Keep in mind as well that the heavy processing food ingredients undergo to be made into dog food, particularly kibble, takes out many of the nutritional elements those ingredients provide in their whole form. This is a key reason why it’s so vital to feed your dog at least a portion of these foods in their original, whole food form, even if the dog’s premium dog food already contains those same ingredients.

Another key reason is that it’s also harder for a dog’s digestive system to break down foods in processed forms to absorb the nutrients they contain.
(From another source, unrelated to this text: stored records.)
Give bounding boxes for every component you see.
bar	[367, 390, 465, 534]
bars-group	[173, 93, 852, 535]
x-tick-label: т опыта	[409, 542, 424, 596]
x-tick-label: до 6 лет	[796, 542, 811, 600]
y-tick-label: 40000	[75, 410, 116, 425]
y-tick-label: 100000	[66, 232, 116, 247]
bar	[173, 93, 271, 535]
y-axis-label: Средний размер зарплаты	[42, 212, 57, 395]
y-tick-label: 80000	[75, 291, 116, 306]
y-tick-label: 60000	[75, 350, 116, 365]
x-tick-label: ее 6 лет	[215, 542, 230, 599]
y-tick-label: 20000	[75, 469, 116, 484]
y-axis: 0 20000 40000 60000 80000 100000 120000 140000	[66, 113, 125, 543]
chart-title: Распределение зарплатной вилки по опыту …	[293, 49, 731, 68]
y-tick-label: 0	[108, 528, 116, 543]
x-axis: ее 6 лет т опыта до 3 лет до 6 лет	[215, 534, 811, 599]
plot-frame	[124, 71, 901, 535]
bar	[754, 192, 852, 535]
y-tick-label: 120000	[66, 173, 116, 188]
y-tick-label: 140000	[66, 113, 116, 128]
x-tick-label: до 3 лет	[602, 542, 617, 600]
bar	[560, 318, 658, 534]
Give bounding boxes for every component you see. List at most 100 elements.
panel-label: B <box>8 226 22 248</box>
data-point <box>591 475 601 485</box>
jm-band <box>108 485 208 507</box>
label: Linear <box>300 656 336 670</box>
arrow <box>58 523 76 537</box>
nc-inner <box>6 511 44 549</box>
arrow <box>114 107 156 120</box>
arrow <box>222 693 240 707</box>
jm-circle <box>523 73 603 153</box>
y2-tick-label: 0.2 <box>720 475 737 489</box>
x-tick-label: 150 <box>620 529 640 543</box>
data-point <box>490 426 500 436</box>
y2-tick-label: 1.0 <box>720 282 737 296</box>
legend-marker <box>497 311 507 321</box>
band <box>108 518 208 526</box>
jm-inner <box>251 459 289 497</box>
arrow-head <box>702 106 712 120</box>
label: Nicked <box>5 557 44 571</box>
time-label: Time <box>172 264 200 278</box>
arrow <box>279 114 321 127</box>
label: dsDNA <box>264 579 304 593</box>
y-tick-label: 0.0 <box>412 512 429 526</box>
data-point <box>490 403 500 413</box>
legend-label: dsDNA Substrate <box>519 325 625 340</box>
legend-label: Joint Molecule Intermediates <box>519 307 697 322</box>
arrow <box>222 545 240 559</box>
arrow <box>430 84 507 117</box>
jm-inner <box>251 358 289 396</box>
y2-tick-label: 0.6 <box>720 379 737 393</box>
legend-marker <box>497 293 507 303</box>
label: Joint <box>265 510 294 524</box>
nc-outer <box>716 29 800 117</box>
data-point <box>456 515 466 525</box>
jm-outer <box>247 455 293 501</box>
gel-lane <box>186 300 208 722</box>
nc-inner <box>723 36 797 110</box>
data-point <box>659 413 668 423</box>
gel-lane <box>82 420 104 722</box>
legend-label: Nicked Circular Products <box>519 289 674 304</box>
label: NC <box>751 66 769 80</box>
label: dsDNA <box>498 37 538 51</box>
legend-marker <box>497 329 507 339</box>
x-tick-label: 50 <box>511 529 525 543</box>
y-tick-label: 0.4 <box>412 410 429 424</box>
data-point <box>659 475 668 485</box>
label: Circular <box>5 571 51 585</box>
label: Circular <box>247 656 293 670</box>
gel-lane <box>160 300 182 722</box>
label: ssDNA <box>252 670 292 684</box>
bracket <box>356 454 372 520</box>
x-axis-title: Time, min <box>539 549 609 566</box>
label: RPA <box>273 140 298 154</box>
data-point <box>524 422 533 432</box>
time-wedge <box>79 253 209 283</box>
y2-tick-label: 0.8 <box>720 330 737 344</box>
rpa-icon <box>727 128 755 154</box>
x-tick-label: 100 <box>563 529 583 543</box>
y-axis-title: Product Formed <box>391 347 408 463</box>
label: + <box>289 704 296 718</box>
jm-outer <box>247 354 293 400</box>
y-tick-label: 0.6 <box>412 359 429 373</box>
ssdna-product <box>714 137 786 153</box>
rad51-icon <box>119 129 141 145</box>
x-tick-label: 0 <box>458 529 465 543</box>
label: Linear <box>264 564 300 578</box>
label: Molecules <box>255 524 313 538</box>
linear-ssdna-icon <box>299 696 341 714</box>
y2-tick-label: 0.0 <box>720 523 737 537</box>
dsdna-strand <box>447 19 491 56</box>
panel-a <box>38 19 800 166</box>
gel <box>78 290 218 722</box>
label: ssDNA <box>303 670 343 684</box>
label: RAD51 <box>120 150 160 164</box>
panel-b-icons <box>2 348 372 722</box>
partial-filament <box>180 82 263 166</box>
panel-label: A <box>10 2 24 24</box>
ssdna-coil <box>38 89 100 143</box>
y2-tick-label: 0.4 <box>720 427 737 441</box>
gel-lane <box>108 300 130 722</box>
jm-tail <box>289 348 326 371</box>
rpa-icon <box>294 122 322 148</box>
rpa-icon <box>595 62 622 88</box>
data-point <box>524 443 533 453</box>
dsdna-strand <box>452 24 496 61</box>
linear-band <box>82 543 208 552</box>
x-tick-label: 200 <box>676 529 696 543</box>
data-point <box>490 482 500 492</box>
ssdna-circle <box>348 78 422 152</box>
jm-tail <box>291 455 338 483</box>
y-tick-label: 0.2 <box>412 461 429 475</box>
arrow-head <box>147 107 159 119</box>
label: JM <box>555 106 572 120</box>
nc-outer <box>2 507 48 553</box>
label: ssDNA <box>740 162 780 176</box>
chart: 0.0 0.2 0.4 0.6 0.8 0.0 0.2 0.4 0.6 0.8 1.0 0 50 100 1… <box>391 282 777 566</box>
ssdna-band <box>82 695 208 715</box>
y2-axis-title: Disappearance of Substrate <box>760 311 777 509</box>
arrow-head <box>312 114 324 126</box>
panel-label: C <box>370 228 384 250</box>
When eaten in whole food form, a much larger portion of a superfood’s nutrients are absorbed into the dog’s system.

What Types of Superfoods Can I Feed My Dog Safely?

  • Blueberries
  • Bone Broth
  • Carrots
  • Chia Seeds
  • Coconut Oil
  • Eggs
  • Fermented Vegetables
  • Fish (oily fish, in particular, like salmon)
  • Ginger
  • Kale (and other dark, leafy greens in general)
  • Nori (or dried seaweed; kelp too)
  • Parsley
  • Pumpkin
  • Quinoa
  • Sardines
  • Sweet Potatoes
  • Turmeric (or curcumin)
  • Watermelon
  • Yogurt

Which Superfoods Should I Avoid Feeding to My Dog?

The American Kennel Club urges caution when introducing new foods to your dog as some items that humans eat can be poisonous to dogs. 

Avoid feeding your dog:

  • Avocados
  • Chocolate
  • Coffee
  • Grapes and raisins
  • Mycotoxins in Mold
  • Non-caloric Sweeteners
  • Onions, garlic and chives
  • Walnuts and macadamia nuts

How Do I Get Started With Superfoods for My Dog?

You can introduce packaged superfoods into your dog’s diet or start cooking them at home. Introduce them just a small bit at a time, and incrementally increase the amount to the level you’ve decided is best for your dog’s breed and age once you see that it’s not causing any negative effects.

You can also notice food allergies by introducing only one new superfood at a time and watching your dog closely for any reaction before introducing another. Watch as well that no new food you add into your dog’s diet, no matter how “super,” makes your dog put on excessive weight.

Most importantly, consult with your veterinarian about your dog’s proper nutrition and best use of superfoods for optimum canine health and wellness.